The last time I wrote a story in a new world, it took me three tries to get the setting right — but that was my first book. And when I got it right, I won my first NaNo, and never stopped writing.

My first week of this story, all of my words were basically world building and info-dumps. That does not need to be in the story. At least not in this format.

I already know I need to move twelve family members off-screen, and probably combine three of them. I already know there’s two scenes that will be cut. I’ve got a line in one of my scenes that says “the second half of this scene isn’t needed, cut in edits,” because, as I was writing, I realized I’d already done everything I wanted to with that scene and I really wasn’t going anywhere after a certain point.

Of course, I always keep my offcuts. Sometimes they can be worked into another section of the story, and I’ve found? Sometimes I’m wrong about not needing them, I just didn’t realize their true purpose at the time, and they can be retooled to shine.

Plus, I need to stop making everyone sympathetic. Some people are selfish jerks and I need to stop redeeming everyone!

I mean, even if my two ordinary-superpowers are: putting stuff back into the original packaging and being able to justify almost anything, that doesn’t mean I should.

There you have it. A NaNoWriMo veteran, sharing her ups and downs and in-betweens. And maybe, someday, I’ll polish some more of my drafts from previous NaNos. I’ve worked on two of the six projects.

Have you ever tried NaNoWriMo? Is it for you?

If you haven’t? Well, don’t knock it ’til you try it.

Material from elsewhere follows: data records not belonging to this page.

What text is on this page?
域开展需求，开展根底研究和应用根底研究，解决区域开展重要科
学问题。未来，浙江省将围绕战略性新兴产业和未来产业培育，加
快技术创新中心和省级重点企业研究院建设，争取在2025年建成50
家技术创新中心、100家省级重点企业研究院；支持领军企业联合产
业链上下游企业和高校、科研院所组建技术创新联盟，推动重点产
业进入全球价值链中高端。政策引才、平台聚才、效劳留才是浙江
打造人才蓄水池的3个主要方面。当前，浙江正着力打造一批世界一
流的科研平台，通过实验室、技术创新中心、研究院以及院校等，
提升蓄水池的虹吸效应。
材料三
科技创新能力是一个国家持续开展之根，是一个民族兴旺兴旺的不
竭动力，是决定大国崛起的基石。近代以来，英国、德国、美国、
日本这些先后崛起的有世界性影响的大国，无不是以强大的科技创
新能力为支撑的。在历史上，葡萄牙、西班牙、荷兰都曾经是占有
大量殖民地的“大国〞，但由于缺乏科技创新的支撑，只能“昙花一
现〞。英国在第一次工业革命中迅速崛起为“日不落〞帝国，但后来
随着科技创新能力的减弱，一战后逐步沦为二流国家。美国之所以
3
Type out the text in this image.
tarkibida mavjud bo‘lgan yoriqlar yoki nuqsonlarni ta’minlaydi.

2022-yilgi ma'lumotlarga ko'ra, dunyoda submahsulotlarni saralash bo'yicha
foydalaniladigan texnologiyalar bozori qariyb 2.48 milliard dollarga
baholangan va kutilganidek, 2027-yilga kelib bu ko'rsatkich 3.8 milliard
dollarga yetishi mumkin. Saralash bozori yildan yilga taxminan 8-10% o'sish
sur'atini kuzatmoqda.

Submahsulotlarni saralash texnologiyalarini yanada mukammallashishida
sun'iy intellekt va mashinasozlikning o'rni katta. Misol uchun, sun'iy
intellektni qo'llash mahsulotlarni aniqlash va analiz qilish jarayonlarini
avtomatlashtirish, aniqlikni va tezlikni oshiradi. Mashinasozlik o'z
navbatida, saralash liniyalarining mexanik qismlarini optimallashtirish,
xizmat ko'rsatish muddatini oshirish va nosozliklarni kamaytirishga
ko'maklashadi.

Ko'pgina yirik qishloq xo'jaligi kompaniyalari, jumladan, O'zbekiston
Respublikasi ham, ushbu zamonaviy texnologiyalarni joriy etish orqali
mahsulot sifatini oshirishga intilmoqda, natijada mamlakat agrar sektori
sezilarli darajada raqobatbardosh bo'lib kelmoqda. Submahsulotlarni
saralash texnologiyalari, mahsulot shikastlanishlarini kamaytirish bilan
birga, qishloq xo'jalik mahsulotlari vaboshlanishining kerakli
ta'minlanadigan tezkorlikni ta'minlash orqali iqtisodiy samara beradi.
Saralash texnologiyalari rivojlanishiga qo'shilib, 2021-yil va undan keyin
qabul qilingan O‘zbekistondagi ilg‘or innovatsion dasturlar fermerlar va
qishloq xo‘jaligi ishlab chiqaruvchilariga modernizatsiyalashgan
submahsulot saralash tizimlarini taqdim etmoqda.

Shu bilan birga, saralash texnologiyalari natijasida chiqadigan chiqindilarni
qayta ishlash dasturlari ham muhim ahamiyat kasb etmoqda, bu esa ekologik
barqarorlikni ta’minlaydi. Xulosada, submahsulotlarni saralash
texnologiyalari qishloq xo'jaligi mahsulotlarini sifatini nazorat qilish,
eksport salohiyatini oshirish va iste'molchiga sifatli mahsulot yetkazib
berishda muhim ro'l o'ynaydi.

It might not be for everyone, but it definitely is for some of us.

1 Comment

  1. I haven’t done NaNo, per se. For years I wrote short stories and practiced (and practiced) writing, but was too insecure to try to sell anything but technical articles (I sold many, and co-authored a technical book).
    I wrote an entire novel in my head. Rewrote. Edited. Never got a word on paper. Became convinced I couldn’t.
    One night I sat down to write a short story based on a recent dream. A month later I had 75,000 words, a rough draft of the first novel of a series. After that finally became a published book, I did it again. And again. And again.
    Now I have several novels demanding I write them; I just need to pick one and start. I expect the first draft to take a month, but that’s the easy part for me. It wasn’t always!
    I’m a big fan of ‘“use what works for you”. NaNo has helped s lot of people write, and that’s a good thing.